Greene agrees. “You never want to give someone like me free time, with a lot of time on my hands to do the work I think that needs to be done,” she told a host on Newsmax, the station that’s trying to outfox Fox News.
Roy Wood Jr., an Alabama guy who has been a correspondent on The Daily Show since 2015, told me, “No one person can replace Trump. No one person can dominate the craziness. It’ll have to be multiple crazy.”
He said that if Trump is “an F5 hurricane,” then Greene is “an F2 tornado.”
Wood is glad Trump is gone, not only for political and social reasons, but for comedic reasons.
“It’ll force comedy to write more specific material. Trump was just too easy,” he said. Trump was like a vacuum, sucking up everything. “Trump leaving creates a space to do new things,” Wood said.
I called Democratic state Rep. Scott Holcomb, who chuckled while talking about Greene’s cartoonish qualities. “It’s almost unimaginable how she’s made herself irrelevant in just a few weeks” by being stripped of her House committee duties, he said. “But at the same time, she’s gotten so much attention.”
That is the danger. And it’s not funny. In fact, Greene says she raised a bunch of money because of it.
“People viewed Trump the same way in 2015,” Holcomb said. “He wasn’t credible; he was a joke. People tuned in for entertainment. Then he was elected.”
Holcomb said if Greene were to run in a GOP primary against Gov. Brian Kemp, who is not exactly Trump’s bestie, “she could be a credible threat from Day One. I’d like to think she’d lose in a general election. But …”

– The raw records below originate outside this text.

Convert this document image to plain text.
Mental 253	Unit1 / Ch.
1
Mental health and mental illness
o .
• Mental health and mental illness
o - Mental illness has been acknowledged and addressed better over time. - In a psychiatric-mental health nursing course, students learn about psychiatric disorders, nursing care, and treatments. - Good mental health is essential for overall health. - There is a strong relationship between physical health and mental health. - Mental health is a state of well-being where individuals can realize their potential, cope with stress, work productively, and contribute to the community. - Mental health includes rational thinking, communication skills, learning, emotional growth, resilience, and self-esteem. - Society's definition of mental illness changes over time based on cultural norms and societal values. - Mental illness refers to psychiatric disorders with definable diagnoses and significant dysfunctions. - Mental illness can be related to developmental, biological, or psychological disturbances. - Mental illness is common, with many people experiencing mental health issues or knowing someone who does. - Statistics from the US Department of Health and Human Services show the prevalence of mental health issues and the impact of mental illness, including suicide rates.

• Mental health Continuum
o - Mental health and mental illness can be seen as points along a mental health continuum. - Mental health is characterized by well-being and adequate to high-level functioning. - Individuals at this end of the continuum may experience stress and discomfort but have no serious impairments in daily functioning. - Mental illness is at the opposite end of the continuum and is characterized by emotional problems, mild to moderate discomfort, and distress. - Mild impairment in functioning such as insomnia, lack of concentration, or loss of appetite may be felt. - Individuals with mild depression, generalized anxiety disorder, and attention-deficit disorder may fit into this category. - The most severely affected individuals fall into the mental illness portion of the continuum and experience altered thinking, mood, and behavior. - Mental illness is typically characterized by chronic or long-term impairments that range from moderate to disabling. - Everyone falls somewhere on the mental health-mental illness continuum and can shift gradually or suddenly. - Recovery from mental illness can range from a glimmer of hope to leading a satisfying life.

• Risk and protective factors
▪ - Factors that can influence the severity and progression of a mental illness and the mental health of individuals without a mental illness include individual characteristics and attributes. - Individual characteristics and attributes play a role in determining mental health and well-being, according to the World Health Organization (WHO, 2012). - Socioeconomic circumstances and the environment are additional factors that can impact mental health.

Democrats are buying ads to remind voters of the things Greene was “allowed to believe” and are tying her to the GOP, a party that really doesn’t want her but is afraid to say so for fear of angering Trump.
“Does she represent the future for the Republican Party?” Holcomb asked. “Democratic consultants might cheer at that idea. But that’s an awful thing. If she represents the Republican Party, then God help us all.”